0210 GMT February 19, 2020
The Royal Swedish Academy of Sciences awarded the prize to Jean-Pierre Sauvage, Sir J. Fraser Stoddart and Bernard L. Feringa, who will share a prize of nearly $1 million, UPI wrote.
"The development of computing demonstrates how the miniaturization of technology can lead to a revolution," The Royal Swedish Academy of Sciences said.
"The 2016 Nobel laureates in chemistry have miniaturized machines and taken chemistry to a new dimension."
Sauvage was born in Paris in 1944 and serves as professor emeritus at the University of Strasbourg and as the director of research emeritus at France's National Center for Scientific Research.
He successfully linked two ring-shaped molecules together to form a chain — known as a catenane — in 1983.
Molecules are normally joined by strong covalent bonds, in which atoms share electrons, but Sauvage linked them with a mechanical bond, which is freer for movement.
"For a machine to be able to perform a task it must consist of parts that can move relative to each other. The two interlocked rings fulfilled exactly this requirement," the science academy wrote.

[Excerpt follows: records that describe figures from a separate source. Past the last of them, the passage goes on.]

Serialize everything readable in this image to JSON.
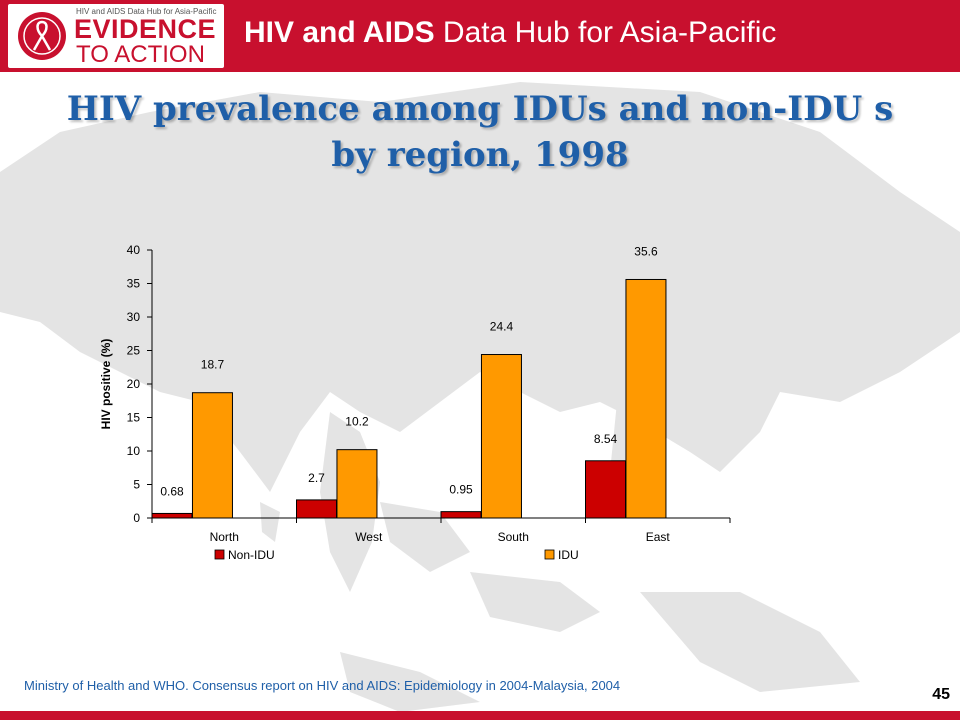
{
  "header": {
    "logo_small_text": "HIV and AIDS Data Hub for Asia-Pacific",
    "logo_line1": "EVIDENCE",
    "logo_line2": "TO ACTION",
    "hub_title_bold": "HIV and AIDS",
    "hub_title_rest": " Data Hub for Asia-Pacific"
  },
  "slide": {
    "title_line1": "HIV prevalence among IDUs and non-IDU s",
    "title_line2": "by region, 1998",
    "footer": "Ministry of Health and WHO. Consensus report on HIV and AIDS: Epidemiology in 2004-Malaysia, 2004",
    "page_number": "45"
  },
  "chart_data": {
    "type": "bar",
    "categories": [
      "North",
      "West",
      "South",
      "East"
    ],
    "series": [
      {
        "name": "Non-IDU",
        "values": [
          0.68,
          2.7,
          0.95,
          8.54
        ],
        "color": "#cc0000"
      },
      {
        "name": "IDU",
        "values": [
          18.7,
          10.2,
          24.4,
          35.6
        ],
        "color": "#ff9900"
      }
    ],
    "data_labels": [
      [
        "0.68",
        "2.7",
        "0.95",
        "8.54"
      ],
      [
        "18.7",
        "10.2",
        "24.4",
        "35.6"
      ]
    ],
    "ylabel": "HIV positive (%)",
    "ylim": [
      0,
      40
    ],
    "yticks": [
      0,
      5,
      10,
      15,
      20,
      25,
      30,
      35,
      40
    ],
    "legend_position": "bottom",
    "grid": false
  }
}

Stoddart was born in Edinburgh, Scotland, in 1942 and serves as a professor of chemistry in Illinois' Northwestern University's Board of Trustees.
In 1991, Stoddart threaded a molecular ring onto a thin molecular axle and in doing so developed what is known as a rotaxane by demonstrating the ring could move along the axle.
Molecular lifts, molecular muscles and molecule-based computer chips are developments based on rotaxanes.
Feringa was born in 1952 in the Netherlands and serves as a professor of organic chemistry at the University of Groningen. In 1999, Feringa was the first to develop a molecular rotor.
"He got a molecular rotor blade to spin continually in the same direction. Using molecular motors, he has rotated a glass cylinder that is 10,000 times bigger than the motor and also designed a nanocar," the academy wrote.
The academy added that this year's chemistry Nobel laureates took "molecular systems out of equilibrium's stalemate and into energy-filled states in which their movements can be controlled".
"In terms of development, the molecular motor is at the same stage as the electric motor was in the 1830s, when scientists displayed various spinning cranks and wheels, unaware that they would lead to electric trains, washing machines, fans and food processors," the academy wrote.
"Molecular machines will most likely be used in the development of things such as new materials, sensors and energy storage systems."